Brand of frozen prepared foods

Stouffer's is a brand of frozen prepared foods sold in the United States, founded in Cleveland, Ohio in 1922 and currently produced by Nestlé Meals, a division of Nestlé USA. Stouffer's products were also sold in Canada by Nestlé Canada until 2023. Stouffer's products were originally produced by Stouffer Corporation starting in 1946, an offshoot of their chain of Stouffer's Restaurants. Stouffer Corporation was purchased by Nestlé in 1973 and fully integrated into its Nestlé USA division in 1998.

Stouffer's is known for such popular fare as lasagna, macaroni and cheese, meatloaf, ravioli, fettuccine Alfredo, and salisbury steak. Nestlé Meals also produces a line of reduced-fat products under the Lean Cuisine brand name. This was originally a Stouffer's subline, marketed under the name Stouffer's Lean Cuisine.

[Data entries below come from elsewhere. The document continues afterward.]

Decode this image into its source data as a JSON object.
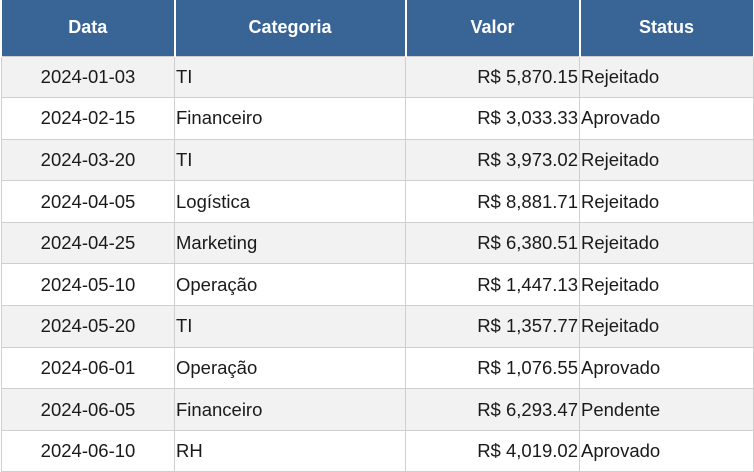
{
  "table": {
    "headers": {
      "date": "Data",
      "category": "Categoria",
      "value": "Valor",
      "status": "Status"
    },
    "rows": [
      {
        "date": "2024-01-03",
        "category": "TI",
        "value": "R$ 5,870.15",
        "status": "Rejeitado"
      },
      {
        "date": "2024-02-15",
        "category": "Financeiro",
        "value": "R$ 3,033.33",
        "status": "Aprovado"
      },
      {
        "date": "2024-03-20",
        "category": "TI",
        "value": "R$ 3,973.02",
        "status": "Rejeitado"
      },
      {
        "date": "2024-04-05",
        "category": "Logística",
        "value": "R$ 8,881.71",
        "status": "Rejeitado"
      },
      {
        "date": "2024-04-25",
        "category": "Marketing",
        "value": "R$ 6,380.51",
        "status": "Rejeitado"
      },
      {
        "date": "2024-05-10",
        "category": "Operação",
        "value": "R$ 1,447.13",
        "status": "Rejeitado"
      },
      {
        "date": "2024-05-20",
        "category": "TI",
        "value": "R$ 1,357.77",
        "status": "Rejeitado"
      },
      {
        "date": "2024-06-01",
        "category": "Operação",
        "value": "R$ 1,076.55",
        "status": "Aprovado"
      },
      {
        "date": "2024-06-05",
        "category": "Financeiro",
        "value": "R$ 6,293.47",
        "status": "Pendente"
      },
      {
        "date": "2024-06-10",
        "category": "RH",
        "value": "R$ 4,019.02",
        "status": "Aprovado"
      }
    ]
  },
  "colors": {
    "header_bg": "#386596",
    "header_text": "#ffffff",
    "row_alt_bg": "#f2f2f2",
    "row_bg": "#ffffff",
    "grid_line": "#cfcfcf"
  }
}
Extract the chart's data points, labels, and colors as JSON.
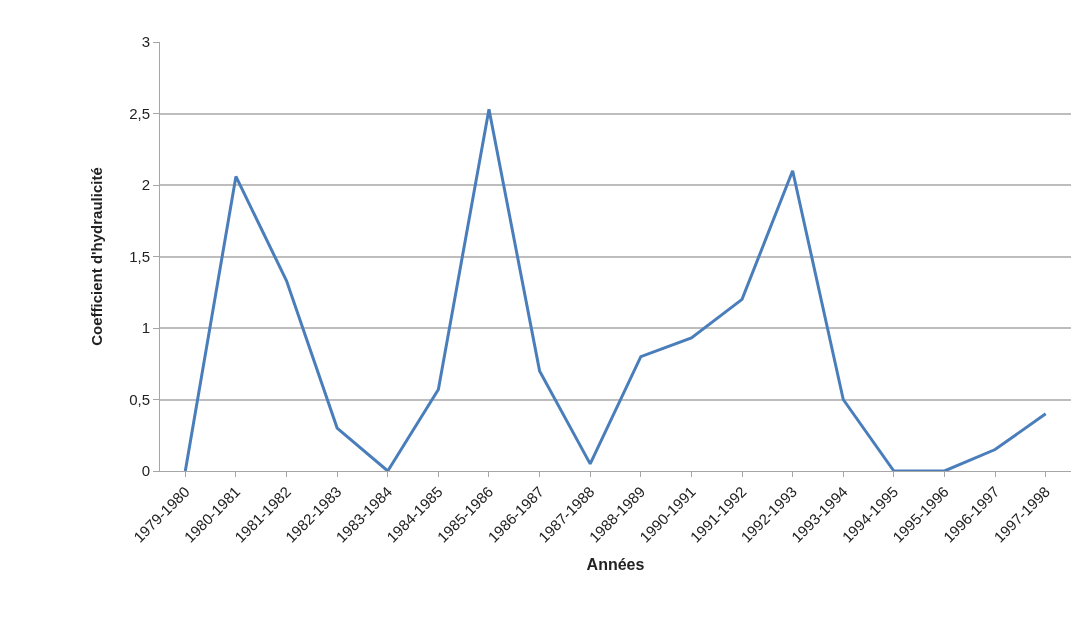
{
  "chart_data": {
    "type": "line",
    "xlabel": "Années",
    "ylabel": "Coefficient d'hydraulicité",
    "categories": [
      "1979-1980",
      "1980-1981",
      "1981-1982",
      "1982-1983",
      "1983-1984",
      "1984-1985",
      "1985-1986",
      "1986-1987",
      "1987-1988",
      "1988-1989",
      "1990-1991",
      "1991-1992",
      "1992-1993",
      "1993-1994",
      "1994-1995",
      "1995-1996",
      "1996-1997",
      "1997-1998"
    ],
    "series": [
      {
        "color": "#4a7ebb",
        "values": [
          0,
          2.06,
          1.33,
          0.3,
          0,
          0.57,
          2.53,
          0.7,
          0.05,
          0.8,
          0.93,
          1.2,
          2.1,
          0.5,
          0,
          0,
          0.15,
          0.4
        ]
      }
    ],
    "ylim": [
      0,
      3
    ],
    "yticks": [
      0,
      {
        "value": 0.5,
        "label": "0,5"
      },
      1,
      {
        "value": 1.5,
        "label": "1,5"
      },
      2,
      {
        "value": 2.5,
        "label": "2,5"
      },
      3
    ],
    "grid": "y",
    "marker": "none",
    "line_style": "solid"
  }
}
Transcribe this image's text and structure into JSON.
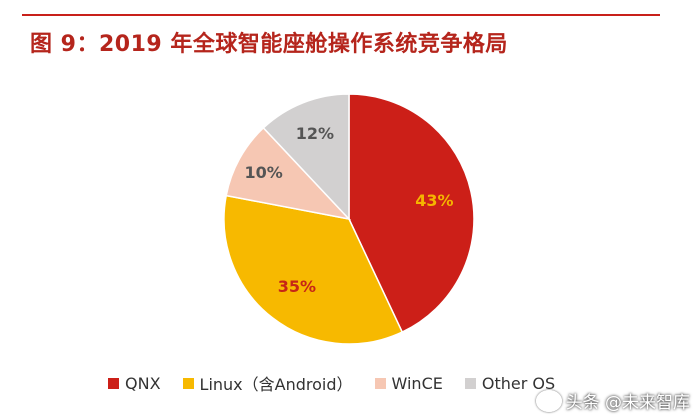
{
  "figure": {
    "title": "图 9：2019 年全球智能座舱操作系统竞争格局"
  },
  "chart_data": {
    "type": "pie",
    "title": "",
    "categories": [
      "QNX",
      "Linux（含Android）",
      "WinCE",
      "Other OS"
    ],
    "values": [
      43,
      35,
      10,
      12
    ],
    "labels": [
      "43%",
      "35%",
      "10%",
      "12%"
    ],
    "colors": [
      "#cc1f18",
      "#f7b900",
      "#f6c7b3",
      "#d2d0d0"
    ],
    "label_colors": [
      "#f5b400",
      "#c62616",
      "#555555",
      "#555555"
    ],
    "legend": "bottom"
  },
  "watermark": {
    "text": "头条 @未来智库"
  }
}
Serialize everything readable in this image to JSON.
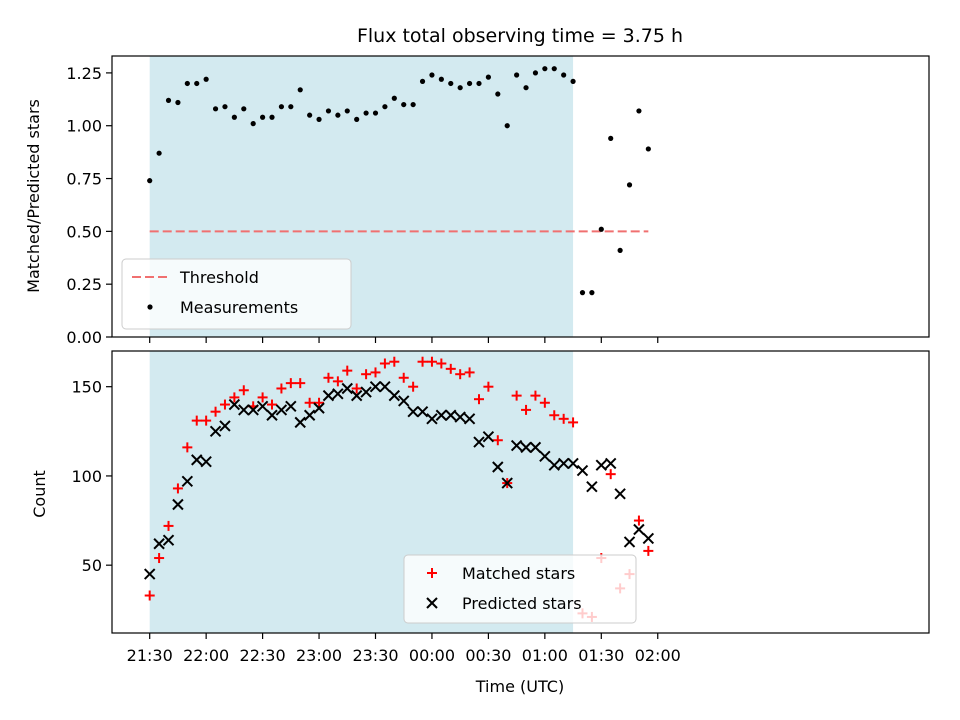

In the early 1960s, Stouffer's worked with noted chef Louis Szathmary to develop new frozen food products, including its classic spinach souffle. They were one of the first to self manufacture fresh pasta for frozen entrées by using a washdown capable DEMACO extruder instead of using dry pasta. In 2024, Nestlé Meals introduced Stouffer's Supreme, a line of shelf-stable dried mac and cheese products, the first non-frozen items sold under the Stouffer's name.